Possessive rage filled Draco. “Anyone you d–do you know why you’re here, Granger?”
She answered hesitantly, perhaps put off by his demeanor. “As your punishment–to have Half-Blood heirs?”
His head snapped back. “How do you–”
“Snape told me,” she answered his unfinished question.
He scoffed. “And you’re fine with that? You’ll just spread your legs for me? Should we give it a go, then?” He pushed her back down on the bed and swung his leg over her.
This witch. She rolled her eyes at him, put her hand on his face, and pushed him away. Sitting back up, she scoffed in return, “Please, you just said last night that you would never hurt me. I don’t believe you’re about to rape me.”
“No? Did you ever think I might have to to protect you? It’s either that or you’ll go to Dolohov or Greyback. Do you have any idea what they have planned for you?”
She lifted her chin defiantly. “Yes, actually I do.”
He gaped at her again before running his hand through his hair. “Salazar, Severus really did tell you everything.”
“And since you told me in those memories that anything happening to me would kill you, I assume you’ll just let me go find Harry.”

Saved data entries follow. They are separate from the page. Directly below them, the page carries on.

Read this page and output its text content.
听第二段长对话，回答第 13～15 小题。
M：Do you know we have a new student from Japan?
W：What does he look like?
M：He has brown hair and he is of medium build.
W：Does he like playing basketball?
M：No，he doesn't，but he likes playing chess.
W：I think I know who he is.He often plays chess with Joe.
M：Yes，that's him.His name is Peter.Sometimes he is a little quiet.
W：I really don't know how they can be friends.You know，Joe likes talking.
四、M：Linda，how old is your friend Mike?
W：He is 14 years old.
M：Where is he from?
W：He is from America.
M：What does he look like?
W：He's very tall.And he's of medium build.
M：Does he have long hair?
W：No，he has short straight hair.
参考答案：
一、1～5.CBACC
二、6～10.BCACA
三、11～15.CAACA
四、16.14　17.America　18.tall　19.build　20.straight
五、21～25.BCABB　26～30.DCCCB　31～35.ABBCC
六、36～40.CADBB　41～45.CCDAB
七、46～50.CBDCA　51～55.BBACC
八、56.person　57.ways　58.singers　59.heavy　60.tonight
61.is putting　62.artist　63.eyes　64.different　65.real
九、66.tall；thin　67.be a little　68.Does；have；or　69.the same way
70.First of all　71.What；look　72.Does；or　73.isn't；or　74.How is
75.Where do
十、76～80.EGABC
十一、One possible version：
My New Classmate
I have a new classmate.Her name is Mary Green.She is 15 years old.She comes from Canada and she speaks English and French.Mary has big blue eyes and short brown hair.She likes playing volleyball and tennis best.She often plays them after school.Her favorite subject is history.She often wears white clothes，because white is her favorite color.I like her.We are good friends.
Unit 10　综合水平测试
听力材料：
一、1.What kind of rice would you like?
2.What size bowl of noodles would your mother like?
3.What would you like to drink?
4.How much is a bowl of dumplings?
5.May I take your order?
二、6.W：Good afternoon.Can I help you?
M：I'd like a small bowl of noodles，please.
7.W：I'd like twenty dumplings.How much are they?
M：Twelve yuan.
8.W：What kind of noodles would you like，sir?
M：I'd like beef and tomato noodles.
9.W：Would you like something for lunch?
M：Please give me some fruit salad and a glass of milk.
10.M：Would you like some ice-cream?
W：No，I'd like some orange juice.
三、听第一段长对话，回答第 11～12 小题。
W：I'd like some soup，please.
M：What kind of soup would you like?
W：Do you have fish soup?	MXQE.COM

He huffed. “And you didn’t think that maybe I would be so obsessed with you that I’d be thrilled for the Dark Lord’s order to marry you?”
“M-marry?” She squeaked.
He smirked at her. “Oh, you thought it was just sex and babies? Oh, no, Granger. Marriage–soul bonds–Malfoy rites. You’d feel all the things I’d feel. If you left me, you’d get to feel all my heartbreak and despair. It would cripple you.”
Her eyes went wide. “Would you–would you do that?”
“To keep you from chasing after Potter and his reckless schemes? To keep you safe?” He shrugged. “Maybe.”
She jumped from the bed and backed away from him.
He sighed. “No, Granger, I’m not going to do that.”
She visibly relaxed.
Crack.
Teensy appeared laden with bundles of clothes towering above her head. “Teensy has the Muggle clothes for you, Mistress Hermione!” She toddled toward an armchair and set them down. When she turned around, she took in their pyjamas and the unmade bed, gasped, and ran at him, smacking his arm with her hand. “You are not to be making Master Scorpius until you are married!”
Granger gasped.
“Ow! Teensy! And we didn’t do anything. It was just sleeping. Granger was sad, alright?”
The elf glared at him, gave a curt little nod, then disapparated.
“She hit you,” Granger said breathlessly.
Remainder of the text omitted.